Parallel zum Entscheidungsprozess im Vorstand läuft (noch) ein von @Duesenberg angestoßener Spendenaufruf an die Landesverbände, für die Entlohnung unseres bislang ehrenamtlichen Bundespressesprechers Christopher Lang. Wir haben in den nächsten Monaten zwei Landtagswahlen und einen Bundesparteitag, welche zusätzlich zur Einarbeitung von Anita zu stemmen wären. Für diesen Zeitraum hätten wir daher gerne Christophers volle Unterstützung. Christopher kann ehrenamtlich aber maximal 15 Stunden pro Woche für die Piratenpartei tätig sein. Der Bund verfügt aktuell nicht über die Mittel eine weitere Stelle zu finanzieren, dennoch ist die weitere Unterstützung durch Christopher sinnvoll. Deshalb gibt es aktuell einen Aufruf an die Landesverbände und Spender entsprechende Mittel zur Verfügung zu stellen. Es ist unser Ziel, Christopher für diesen Übergangszeitraum auf Honorarbasis zu entlohnen. Ein entsprechender Beschluss erfolgt erst, wenn ausreichend Mittel eingenommen wurden.
Der Beschluss zur Ernennung von Anita fiel auf Grund der Beschlussunfähigkeit auf der letzten öffentlichen Vorstandssitzung sowie einiger noch zu klärender Details - wie zum Beispiel ihrer Einarbeitung - erst auf einer Sondersitzung des Vorstandes am 31.03.2012. Anita wurde dort mit 5 Dafür-Stimmen und zwei Enthaltungen ernannt.

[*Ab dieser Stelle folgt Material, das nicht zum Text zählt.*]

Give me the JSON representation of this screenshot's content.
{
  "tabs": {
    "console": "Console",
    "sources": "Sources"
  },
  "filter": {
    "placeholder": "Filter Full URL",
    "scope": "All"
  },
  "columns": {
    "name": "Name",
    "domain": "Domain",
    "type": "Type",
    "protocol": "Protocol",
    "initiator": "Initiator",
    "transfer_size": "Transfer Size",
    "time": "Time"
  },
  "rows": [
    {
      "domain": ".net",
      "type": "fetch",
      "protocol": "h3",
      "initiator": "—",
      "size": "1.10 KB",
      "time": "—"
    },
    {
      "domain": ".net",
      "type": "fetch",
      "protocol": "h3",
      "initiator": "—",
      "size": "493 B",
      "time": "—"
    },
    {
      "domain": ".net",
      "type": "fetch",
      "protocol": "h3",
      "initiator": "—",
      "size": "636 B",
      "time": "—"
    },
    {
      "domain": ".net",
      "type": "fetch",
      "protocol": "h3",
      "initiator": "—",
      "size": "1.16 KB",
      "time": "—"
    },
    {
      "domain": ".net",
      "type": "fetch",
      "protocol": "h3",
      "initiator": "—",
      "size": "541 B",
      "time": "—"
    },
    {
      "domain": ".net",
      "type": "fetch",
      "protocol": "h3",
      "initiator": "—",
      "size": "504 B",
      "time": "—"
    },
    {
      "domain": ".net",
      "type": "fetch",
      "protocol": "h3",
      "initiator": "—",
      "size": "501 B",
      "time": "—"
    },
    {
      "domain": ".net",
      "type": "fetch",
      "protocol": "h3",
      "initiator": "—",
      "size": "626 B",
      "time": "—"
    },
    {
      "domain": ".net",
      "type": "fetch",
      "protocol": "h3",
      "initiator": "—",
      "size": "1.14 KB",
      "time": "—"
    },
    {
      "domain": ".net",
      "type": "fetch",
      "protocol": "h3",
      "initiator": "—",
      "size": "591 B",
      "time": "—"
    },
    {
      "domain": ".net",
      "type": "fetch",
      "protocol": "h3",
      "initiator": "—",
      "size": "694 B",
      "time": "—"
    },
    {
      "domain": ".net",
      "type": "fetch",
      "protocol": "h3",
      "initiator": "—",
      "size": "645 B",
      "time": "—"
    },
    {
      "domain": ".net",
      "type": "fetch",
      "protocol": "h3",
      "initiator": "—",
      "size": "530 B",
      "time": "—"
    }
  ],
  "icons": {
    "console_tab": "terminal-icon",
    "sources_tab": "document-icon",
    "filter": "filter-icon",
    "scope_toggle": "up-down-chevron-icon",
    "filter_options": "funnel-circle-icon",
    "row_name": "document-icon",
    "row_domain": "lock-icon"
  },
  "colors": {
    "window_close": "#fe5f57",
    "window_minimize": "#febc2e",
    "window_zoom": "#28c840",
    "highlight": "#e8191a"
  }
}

Bis zu diesem Zeitpunkt konnten wir sehr zu unserem Bedauern noch keine Information zur Person des neuen Pressesprechers herausgeben: Ohne formellen Beschluss war Anita weiterhin eine Bewerberin, der gegenüber wir zu Vertraulichkeit verpflichtet waren. Nach dem Beschluss wurden Anita und Christopher informiert, dann das Presseteam - am Abend des 1.4. konnten wir dann auf dem Vorstandsportal die Einstellung endlich ankündigen.